The first night of mock service, we had one seating and one menu, but the pace dragged and our poor friends and family were held at the tables for hours, the jury of a particularly tedious trial. The pace improved on the second night, but this time it was our turn to suffer. If our experience was anything like that of the French Laundry, the majority of our guests would choose the chef’s tasting menu, with or without our encouragement. It seemed to me that if one wanted large portions and fewer courses, there were hundreds of restaurants around the city that excelled in such a menu. What we did well was the tasting menu, with its diverse flavors that were designed to flow in a certain order. Still, for whatever reason, the management decided to offer a menu with larger portions when we opened. And on the second day of friends-and-family, they thought it would be good practice to serve only five-course menus.

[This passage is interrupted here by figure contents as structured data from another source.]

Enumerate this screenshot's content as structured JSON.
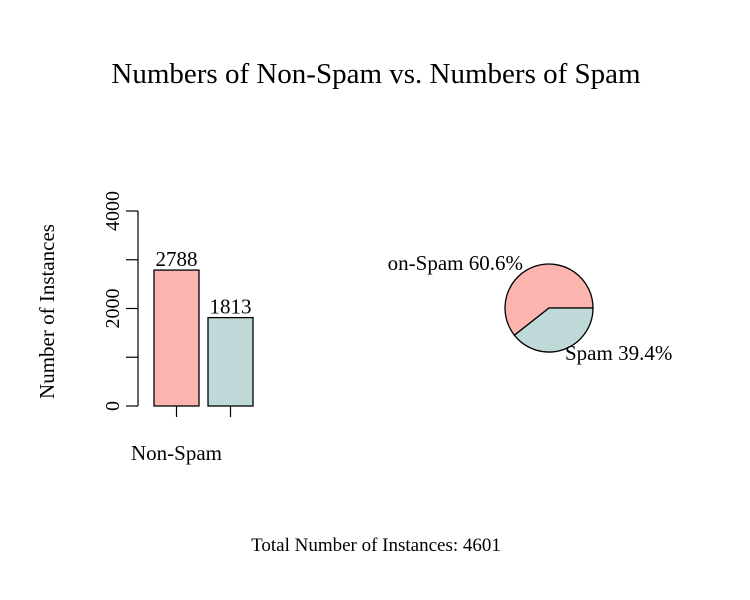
{
  "title": "Numbers of Non-Spam vs. Numbers of Spam",
  "footer": "Total Number of Instances: 4601",
  "colors": {
    "non_spam": "#FBB4AE",
    "spam": "#BFD9D9",
    "stroke": "#000000"
  },
  "chart_data": [
    {
      "type": "bar",
      "categories": [
        "Non-Spam",
        "Spam"
      ],
      "values": [
        2788,
        1813
      ],
      "data_labels": [
        "2788",
        "1813"
      ],
      "visible_category_labels": [
        "Non-Spam"
      ],
      "ylabel": "Number of Instances",
      "ylim": [
        0,
        4000
      ],
      "yticks": [
        0,
        1000,
        2000,
        3000,
        4000
      ],
      "ytick_labels": [
        "0",
        "",
        "2000",
        "",
        "4000"
      ],
      "grid": false
    },
    {
      "type": "pie",
      "slices": [
        {
          "name": "Non-Spam",
          "percent": 60.6,
          "label": "Non-Spam 60.6%",
          "visible_label": "on-Spam 60.6%"
        },
        {
          "name": "Spam",
          "percent": 39.4,
          "label": "Spam 39.4%",
          "visible_label": "Spam 39.4%"
        }
      ]
    }
  ]
}
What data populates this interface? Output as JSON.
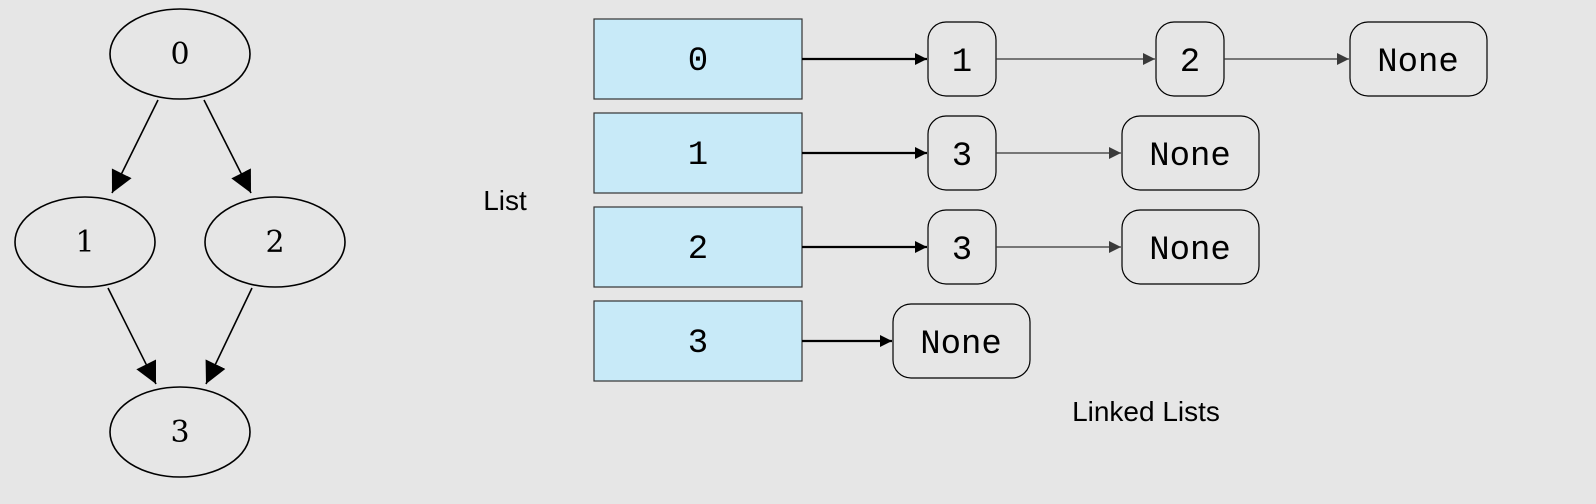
{
  "graph": {
    "nodes": [
      "0",
      "1",
      "2",
      "3"
    ],
    "edges": [
      [
        "0",
        "1"
      ],
      [
        "0",
        "2"
      ],
      [
        "1",
        "3"
      ],
      [
        "2",
        "3"
      ]
    ]
  },
  "list_label": "List",
  "adjacency_list": [
    {
      "index": "0",
      "chain": [
        "1",
        "2",
        "None"
      ]
    },
    {
      "index": "1",
      "chain": [
        "3",
        "None"
      ]
    },
    {
      "index": "2",
      "chain": [
        "3",
        "None"
      ]
    },
    {
      "index": "3",
      "chain": [
        "None"
      ]
    }
  ],
  "linked_lists_label": "Linked Lists",
  "colors": {
    "background": "#e6e6e6",
    "list_cell_fill": "#c8eaf8",
    "stroke": "#000000",
    "arrow_thin": "#333333"
  }
}
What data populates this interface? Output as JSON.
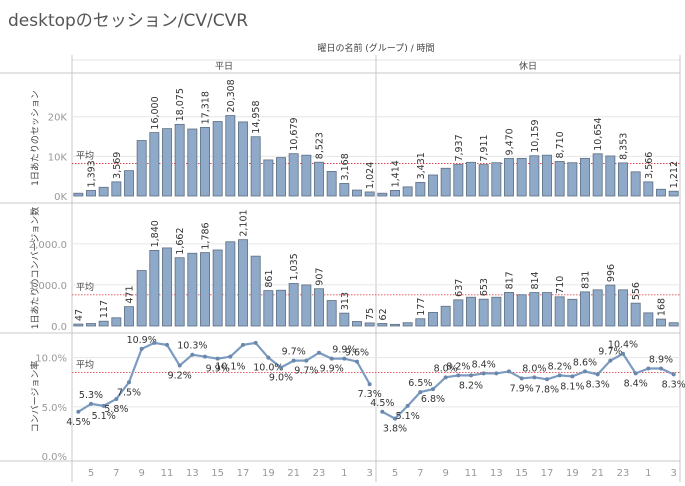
{
  "title": "desktopのセッション/CV/CVR",
  "chart_data": {
    "type": "bar",
    "title": "desktopのセッション/CV/CVR",
    "column_header": "曜日の名前 (グループ) / 時間",
    "groups": [
      "平日",
      "休日"
    ],
    "hours": [
      4,
      5,
      6,
      7,
      8,
      9,
      10,
      11,
      12,
      13,
      14,
      15,
      16,
      17,
      18,
      19,
      20,
      21,
      22,
      23,
      0,
      1,
      2,
      3
    ],
    "x_tick_labels": [
      "5",
      "7",
      "9",
      "11",
      "13",
      "15",
      "17",
      "19",
      "21",
      "23",
      "1",
      "3"
    ],
    "average_label": "平均",
    "accent_color": "#8fa9c8",
    "line_color": "#7b9bc0",
    "average_line_color": "#e0474c",
    "panels": [
      {
        "id": "sessions",
        "type": "bar",
        "ylabel": "1日あたりのセッション",
        "y_ticks": [
          "0K",
          "10K",
          "20K"
        ],
        "y_tick_values": [
          0,
          10000,
          20000
        ],
        "ylim": [
          0,
          27000
        ],
        "average": 8200,
        "series": [
          {
            "name": "平日",
            "values": [
              700,
              1393,
              2200,
              3569,
              6400,
              14000,
              16000,
              17000,
              18075,
              16900,
              17318,
              18800,
              20308,
              18700,
              14958,
              9100,
              9700,
              10679,
              10300,
              8523,
              6200,
              3168,
              1500,
              1024
            ],
            "labels": [
              null,
              "1,393",
              null,
              "3,569",
              null,
              null,
              "16,000",
              null,
              "18,075",
              null,
              "17,318",
              null,
              "20,308",
              null,
              "14,958",
              null,
              null,
              "10,679",
              null,
              "8,523",
              null,
              "3,168",
              null,
              "1,024"
            ]
          },
          {
            "name": "休日",
            "values": [
              700,
              1414,
              2300,
              3431,
              5300,
              7000,
              7937,
              8500,
              7911,
              8400,
              9470,
              9500,
              10159,
              10300,
              8710,
              8400,
              9500,
              10654,
              10100,
              8353,
              6100,
              3566,
              1700,
              1212
            ],
            "labels": [
              null,
              "1,414",
              null,
              "3,431",
              null,
              null,
              "7,937",
              null,
              "7,911",
              null,
              "9,470",
              null,
              "10,159",
              null,
              "8,710",
              null,
              null,
              "10,654",
              null,
              "8,353",
              null,
              "3,566",
              null,
              "1,212"
            ]
          }
        ]
      },
      {
        "id": "conversions",
        "type": "bar",
        "ylabel": "1日あたりのコンバージョン数",
        "y_ticks": [
          "0.0",
          "1,000.0",
          "2,000.0"
        ],
        "y_tick_values": [
          0,
          1000,
          2000
        ],
        "ylim": [
          0,
          2750
        ],
        "average": 760,
        "series": [
          {
            "name": "平日",
            "values": [
              47,
              60,
              117,
              200,
              471,
              1350,
              1840,
              1900,
              1662,
              1770,
              1786,
              1850,
              2050,
              2101,
              1700,
              861,
              870,
              1035,
              1000,
              907,
              620,
              313,
              110,
              75
            ],
            "labels": [
              "47",
              null,
              "117",
              null,
              "471",
              null,
              "1,840",
              null,
              "1,662",
              null,
              "1,786",
              null,
              null,
              "2,101",
              null,
              "861",
              null,
              "1,035",
              null,
              "907",
              null,
              "313",
              null,
              "75"
            ]
          },
          {
            "name": "休日",
            "values": [
              62,
              40,
              80,
              177,
              330,
              480,
              637,
              700,
              653,
              700,
              817,
              760,
              814,
              814,
              710,
              650,
              831,
              880,
              996,
              880,
              556,
              320,
              168,
              80
            ],
            "labels": [
              "62",
              null,
              null,
              "177",
              null,
              null,
              "637",
              null,
              "653",
              null,
              "817",
              null,
              "814",
              null,
              "710",
              null,
              "831",
              null,
              "996",
              null,
              "556",
              null,
              "168",
              null
            ]
          }
        ]
      },
      {
        "id": "cvr",
        "type": "line",
        "ylabel": "コンバージョン率",
        "y_ticks": [
          "0.0%",
          "5.0%",
          "10.0%"
        ],
        "y_tick_values": [
          0,
          5,
          10
        ],
        "ylim": [
          0,
          12
        ],
        "average": 8.5,
        "series": [
          {
            "name": "平日",
            "values": [
              4.5,
              5.3,
              5.1,
              5.8,
              7.5,
              10.9,
              11.5,
              11.3,
              9.2,
              10.3,
              10.1,
              9.9,
              10.1,
              11.3,
              11.5,
              10.0,
              9.0,
              9.7,
              9.7,
              10.5,
              9.9,
              9.9,
              9.6,
              7.3
            ],
            "labels": [
              "4.5%",
              "5.3%",
              "5.1%",
              "5.8%",
              "7.5%",
              "10.9%",
              null,
              null,
              "9.2%",
              "10.3%",
              null,
              "9.9%",
              "10.1%",
              null,
              null,
              "10.0%",
              "9.0%",
              "9.7%",
              "9.7%",
              null,
              "9.9%",
              "9.9%",
              "9.6%",
              "7.3%"
            ]
          },
          {
            "name": "休日",
            "values": [
              4.5,
              3.8,
              5.1,
              6.5,
              6.8,
              8.0,
              8.2,
              8.2,
              8.4,
              8.4,
              8.6,
              7.9,
              8.0,
              7.8,
              8.2,
              8.1,
              8.6,
              8.3,
              9.7,
              10.4,
              8.4,
              8.9,
              8.9,
              8.3
            ],
            "labels": [
              "4.5%",
              "3.8%",
              "5.1%",
              "6.5%",
              "6.8%",
              "8.0%",
              "8.2%",
              "8.2%",
              "8.4%",
              null,
              null,
              "7.9%",
              "8.0%",
              "7.8%",
              "8.2%",
              "8.1%",
              "8.6%",
              "8.3%",
              "9.7%",
              "10.4%",
              "8.4%",
              null,
              "8.9%",
              "8.3%"
            ]
          }
        ]
      }
    ]
  }
}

The worst order for the backserver, the kitchen, and, arguably, the guests, was one that mixed and matched from all the menus. Instead of all having the same fish course (fish fork, fish knife, and sauce spoon for everyone), one guest would have the fish from the chef’s tasting (fish gear), one would have the jícama salad from the tasting of vegetables (small fork, small knife), one would have nothing in front of him because he had ordered the five-course menu (silverware and a show plate), and one guest, who ordered the chef’s tasting but didn’t like fish, would have something like pasta (small fork, small knife, spoon). It was a nightmare for the restaurant and an alienating dining experience for the guests.